A recent report by the World Economic Forum suggests that over the next four years 75 million current jobs may be replaced by machine. However, that doesn’t mean that there won’t be more opportunities. In that same report, the WEF predicted that over 130 million jobs could be created over that same period of time.
All these emerging new roles will require a workforce with an entirely new skill set. The report predicts that over 40% of required skills may change. The emerging jobs for 2022 require both tech skills and skills that are distinctly “human.”
According to the WEF, the skills workers will need are:
1. Analytical thinking and innovation
2. Active learning and learning strategies
3. Creativity, originality, and initiative
4. Technology design and programming
5. Critical thinking and analysis
6. Complex problem solving
7. Leadership and social influence
8. Emotional intelligence
9. Reasoning, problem-solving, and ideation
10. Persuasion and negotiation
11. Attention to detail
12. Resilience and flexibility
At Global Experiences, we were curious to see which of the top skills our alum learned most, so we did some research! Putting together an expansive list of our Maryland alum and their internship tasks, we discovered the top three World Economic Forum skills our alum learned while interning abroad.
Attention to detail
A creative thinker who pays attention to the smallest of details, is responsible, and honest.
It should come as no surprise that technology skills such as design and programming will continue to grow in demand, but so will “human” skills such as attention to detail. Computers and technology can do many wonderful things, but it’s the small details that are crucial for any business to grow.
While under 20% of hiring managers said recent grads lacked math skills, more than 50% said that recent grads lacked attention to detail skills necessary to succeed in the workplace. Nearly 60% of the alumni we surveyed including Kerri D. had attention to detail as one of their top three skills learned.
Kerri D. - Salisbury University
In the summer of 2011, Kerri D. jetted off to Florence, Italy for her international internship. While in Florence, the Salisbury University student interned with a local web agency. As a communications and public relations student, the experience was invaluable to Kerri as she learned more about publishing, web design, and interviewing locals.
Kerri also became the first intern at her host company to write a front-page news story. Kerri came out of her internship with a deeper understanding of the world, and the tasks led her to gain a more in-depth skill for attention to detail.
In 2012, Kerri finished her degree and in less than a month after graduation, was able to find a job in marketing. Seven years after her internship, Kerri has made her way up to Sales Manager at a company in Washington, DC that turns any roof into a green space.
Creativity, originality, and initiative
An independent worker who takes charge and comes up with clever ideas and creative solutions.
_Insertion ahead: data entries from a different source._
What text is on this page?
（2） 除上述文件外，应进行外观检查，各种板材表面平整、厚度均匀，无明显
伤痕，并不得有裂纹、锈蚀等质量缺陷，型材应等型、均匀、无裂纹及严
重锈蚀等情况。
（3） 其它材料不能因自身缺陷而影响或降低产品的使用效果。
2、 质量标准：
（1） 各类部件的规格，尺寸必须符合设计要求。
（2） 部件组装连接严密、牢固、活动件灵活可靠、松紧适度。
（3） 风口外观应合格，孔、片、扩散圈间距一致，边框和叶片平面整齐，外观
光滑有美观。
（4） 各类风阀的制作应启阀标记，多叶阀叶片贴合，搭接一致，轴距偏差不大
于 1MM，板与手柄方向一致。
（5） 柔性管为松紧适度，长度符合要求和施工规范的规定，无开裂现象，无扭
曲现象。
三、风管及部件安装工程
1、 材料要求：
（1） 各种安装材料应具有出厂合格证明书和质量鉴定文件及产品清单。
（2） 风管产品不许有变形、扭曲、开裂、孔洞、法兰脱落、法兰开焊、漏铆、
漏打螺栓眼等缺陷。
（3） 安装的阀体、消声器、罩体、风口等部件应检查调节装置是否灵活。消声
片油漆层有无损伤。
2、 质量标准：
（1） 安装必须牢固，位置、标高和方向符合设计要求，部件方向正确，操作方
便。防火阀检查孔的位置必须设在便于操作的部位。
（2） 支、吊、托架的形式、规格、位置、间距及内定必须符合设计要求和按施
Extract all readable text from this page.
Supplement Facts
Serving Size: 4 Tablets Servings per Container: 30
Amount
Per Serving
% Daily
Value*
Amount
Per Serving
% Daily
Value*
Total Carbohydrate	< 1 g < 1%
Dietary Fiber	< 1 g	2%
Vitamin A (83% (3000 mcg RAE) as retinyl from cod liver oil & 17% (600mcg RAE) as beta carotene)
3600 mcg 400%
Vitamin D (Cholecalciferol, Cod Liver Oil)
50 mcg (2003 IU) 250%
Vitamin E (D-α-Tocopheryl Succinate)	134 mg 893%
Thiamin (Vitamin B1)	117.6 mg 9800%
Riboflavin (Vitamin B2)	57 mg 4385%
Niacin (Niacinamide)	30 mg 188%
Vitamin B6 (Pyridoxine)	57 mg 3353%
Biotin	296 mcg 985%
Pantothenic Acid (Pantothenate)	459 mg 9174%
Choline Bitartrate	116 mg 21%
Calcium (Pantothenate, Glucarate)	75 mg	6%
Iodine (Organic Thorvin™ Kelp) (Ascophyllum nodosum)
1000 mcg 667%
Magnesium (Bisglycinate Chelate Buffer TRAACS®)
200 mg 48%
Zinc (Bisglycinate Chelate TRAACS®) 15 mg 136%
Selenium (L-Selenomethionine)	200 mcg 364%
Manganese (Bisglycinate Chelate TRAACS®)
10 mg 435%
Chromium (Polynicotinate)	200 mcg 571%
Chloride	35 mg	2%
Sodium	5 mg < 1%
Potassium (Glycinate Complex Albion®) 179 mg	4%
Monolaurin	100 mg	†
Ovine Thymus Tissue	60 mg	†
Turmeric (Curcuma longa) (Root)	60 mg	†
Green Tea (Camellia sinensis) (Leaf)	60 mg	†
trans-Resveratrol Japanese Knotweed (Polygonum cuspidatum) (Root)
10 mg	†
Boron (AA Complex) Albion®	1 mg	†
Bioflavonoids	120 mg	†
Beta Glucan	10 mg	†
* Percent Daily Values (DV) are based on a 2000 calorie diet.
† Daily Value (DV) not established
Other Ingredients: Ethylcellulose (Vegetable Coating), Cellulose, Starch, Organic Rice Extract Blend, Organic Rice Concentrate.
While putting together their list of top skills, WEF came to an interesting conclusion: great minds don’t think alike. In fact, teams made up of identical thinkers achieved less than those made up of diverse minds who brought their own creative ideas.
WEF saw that there was no limit to what a creative thinker can achieve and that organizations were desperately searching for employees with original ideas. The WEF also found that the ability to problem solve, be creative, and collaborate are all best learned by experience.
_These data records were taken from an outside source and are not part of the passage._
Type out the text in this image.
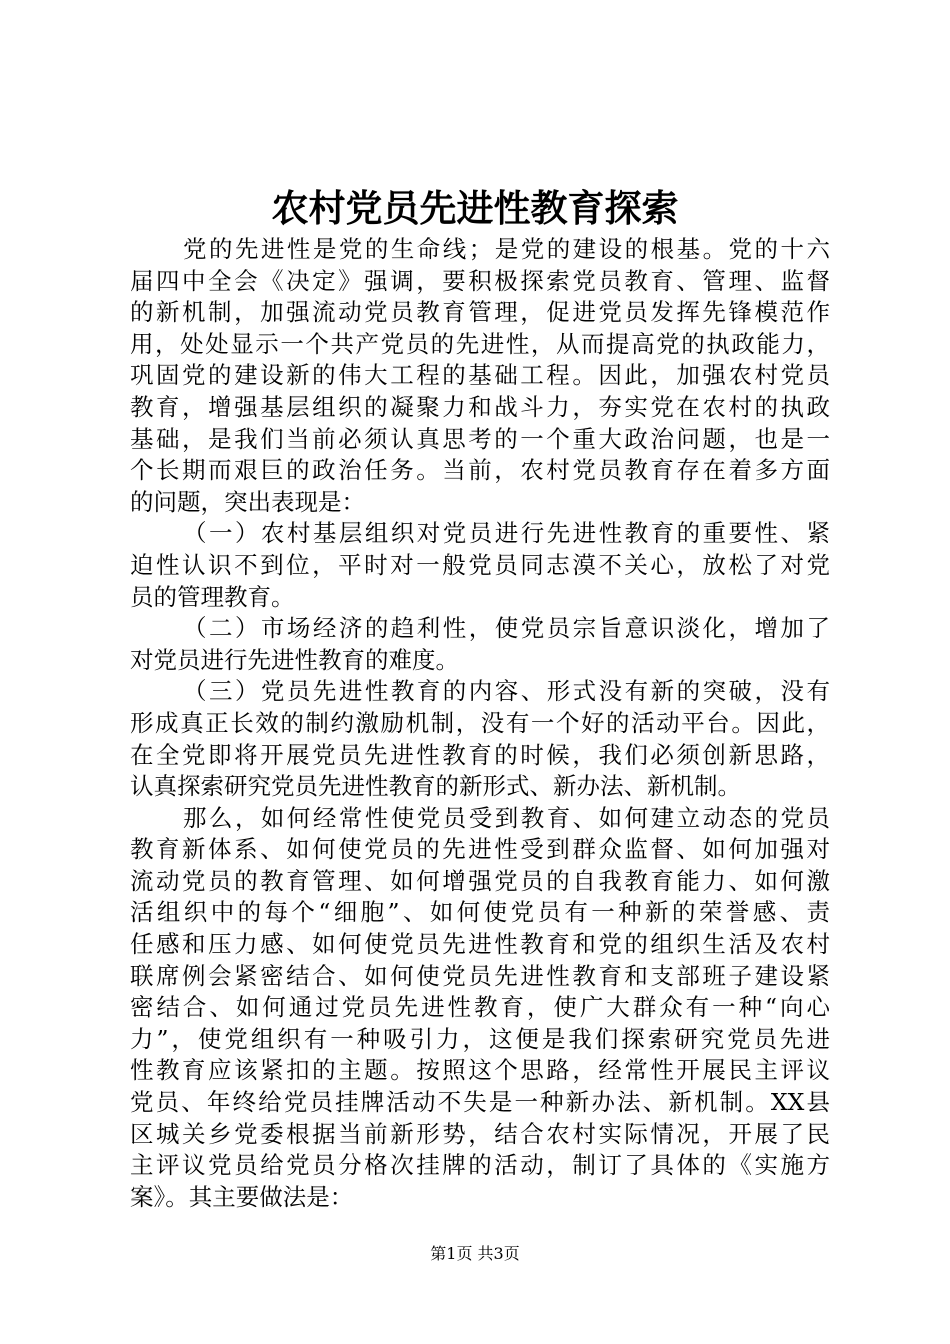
农村党员先进性教育探索
党的先进性是党的生命线；是党的建设的根基。党的十六
届四中全会《决定》强调，要积极探索党员教育、管理、监督
的新机制，加强流动党员教育管理，促进党员发挥先锋模范作
用，处处显示一个共产党员的先进性，从而提高党的执政能力，
巩固党的建设新的伟大工程的基础工程。因此，加强农村党员
教育，增强基层组织的凝聚力和战斗力，夯实党在农村的执政
基础，是我们当前必须认真思考的一个重大政治问题，也是一
个长期而艰巨的政治任务。当前，农村党员教育存在着多方面
的问题，突出表现是：
（一）农村基层组织对党员进行先进性教育的重要性、紧
迫性认识不到位，平时对一般党员同志漠不关心，放松了对党
员的管理教育。
（二）市场经济的趋利性，使党员宗旨意识淡化，增加了
对党员进行先进性教育的难度。
（三）党员先进性教育的内容、形式没有新的突破，没有
形成真正长效的制约激励机制，没有一个好的活动平台。因此，
在全党即将开展党员先进性教育的时候，我们必须创新思路，
认真探索研究党员先进性教育的新形式、新办法、新机制。
那么，如何经常性使党员受到教育、如何建立动态的党员
教育新体系、如何使党员的先进性受到群众监督、如何加强对
流动党员的教育管理、如何增强党员的自我教育能力、如何激
活组织中的每个“细胞”、如何使党员有一种新的荣誉感、责
任感和压力感、如何使党员先进性教育和党的组织生活及农村
联席例会紧密结合、如何使党员先进性教育和支部班子建设紧
密结合、如何通过党员先进性教育，使广大群众有一种“向心
力”，使党组织有一种吸引力，这便是我们探索研究党员先进
性教育应该紧扣的主题。按照这个思路，经常性开展民主评议
党员、年终给党员挂牌活动不失是一种新办法、新机制。XX县
区城关乡党委根据当前新形势，结合农村实际情况，开展了民
主评议党员给党员分格次挂牌的活动，制订了具体的《实施方
案》。其主要做法是：
第1页 共3页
Over the last decade the creativity, originality, and initiative skill set has slowly climbed its way up the list of skills and is now considered one of the most important. With all the exciting and new challenges that come with an international internship, there’s no wonder why over 40% of our alumni had such an essential skill in their top three.
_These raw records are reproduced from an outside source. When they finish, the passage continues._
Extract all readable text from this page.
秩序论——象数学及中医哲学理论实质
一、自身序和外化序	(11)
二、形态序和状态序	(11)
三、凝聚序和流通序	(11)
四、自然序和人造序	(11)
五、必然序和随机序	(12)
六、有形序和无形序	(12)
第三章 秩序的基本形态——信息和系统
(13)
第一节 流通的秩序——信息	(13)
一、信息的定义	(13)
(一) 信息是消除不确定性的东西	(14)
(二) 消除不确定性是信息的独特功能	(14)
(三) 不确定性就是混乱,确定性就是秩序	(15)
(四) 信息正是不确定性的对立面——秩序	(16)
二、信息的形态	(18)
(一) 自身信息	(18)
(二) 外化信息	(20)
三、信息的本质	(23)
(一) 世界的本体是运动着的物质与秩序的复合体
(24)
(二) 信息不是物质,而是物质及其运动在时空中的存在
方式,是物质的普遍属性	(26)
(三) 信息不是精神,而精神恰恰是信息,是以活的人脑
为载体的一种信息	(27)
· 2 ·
Darcy M. - University of Maryland
It was a winter study abroad experience that caused Darcy to first fall in love with Ireland. When she discovered she could intern in Dublin during the summer, she knew it was an opportunity she couldn’t afford to miss.
Before interning abroad, Darcy had worked a few different places and had other internships, but hadn’t done anything that she could visualize as a career. It was in Dublin that she found the chance to explore her desired career field.
Darcy was placed with a local radio station where she got to produce and design shows and conduct interviews. For this University of Maryland student, it was a dream come true; she was finally getting the experience she had always wanted while gaining creativity, originality, and initiative skills.
After her internship, Darcy returned to the University of Maryland to continue her education. In the spring of 2012, Darcy graduated with a dual degree in communications and psychology, and one month later found a job.
After graduation Darcy worked in advertising agencies in and around New York City. After only a few years, Darcy worked in her way into a VP position at the first agency to focus on emotional technology.
Being sensitive to others’ needs and posing a good-natured attitude. Preferring to work as a team and understanding others’ reactions.
Decades of research have proven that emotional intelligence is a crucial skill that sets students and young professionals apart from their peers. WEF breaks down emotional intelligence into two competencies: personal competence and social competence.
Personal competence focus on your interactions with people and how you handle your own emotions. Whereas social competence is all about understanding other peoples’ emotions in order to build stronger relationships.
Some people may be born more emotionally intelligent than others, but it's also a skill that can be improved and acquired over time. Emotional intelligence was one of the top three skills for nearly 40% of alumni including Jaclyn T.
Jaclyn T. - Towson University
During the summer leading into her senior year, Jaclyn T. traveled to London for her marketing internship. The Towson University student was placed with an integrated communications company in the heart of London.
Jaclyn got hands-on experience writing press releases for major clients including Huggies, Smiggle, and others. She also got to work with major UK newspapers for product placement. It was working with clients and understanding their needs that allowed Jaclyn to hone her emotional intelligence skills.
Paired with a business degree from Towson University, an international internship became the foundation of Jaclyn’s career. It was only a few short months after graduation that Jaclyn started working at NewDay USA.
A few years into her career Jaclyn ended up at USI Insurance Services and worked her way up into a management position.
Statistics prove the Global Experiences’ alumni on average get hired three months after graduation. While students without international experience end up waiting six months to a year before finding employment in their career field.
International experience not only stands out on a resume but also shows employers that candidates have the original ideas and skills they’re looking for. Through professional hands-on experience and culture immersion, an international internship teaches students and young professionals many of the top skills an emerging workforce needs.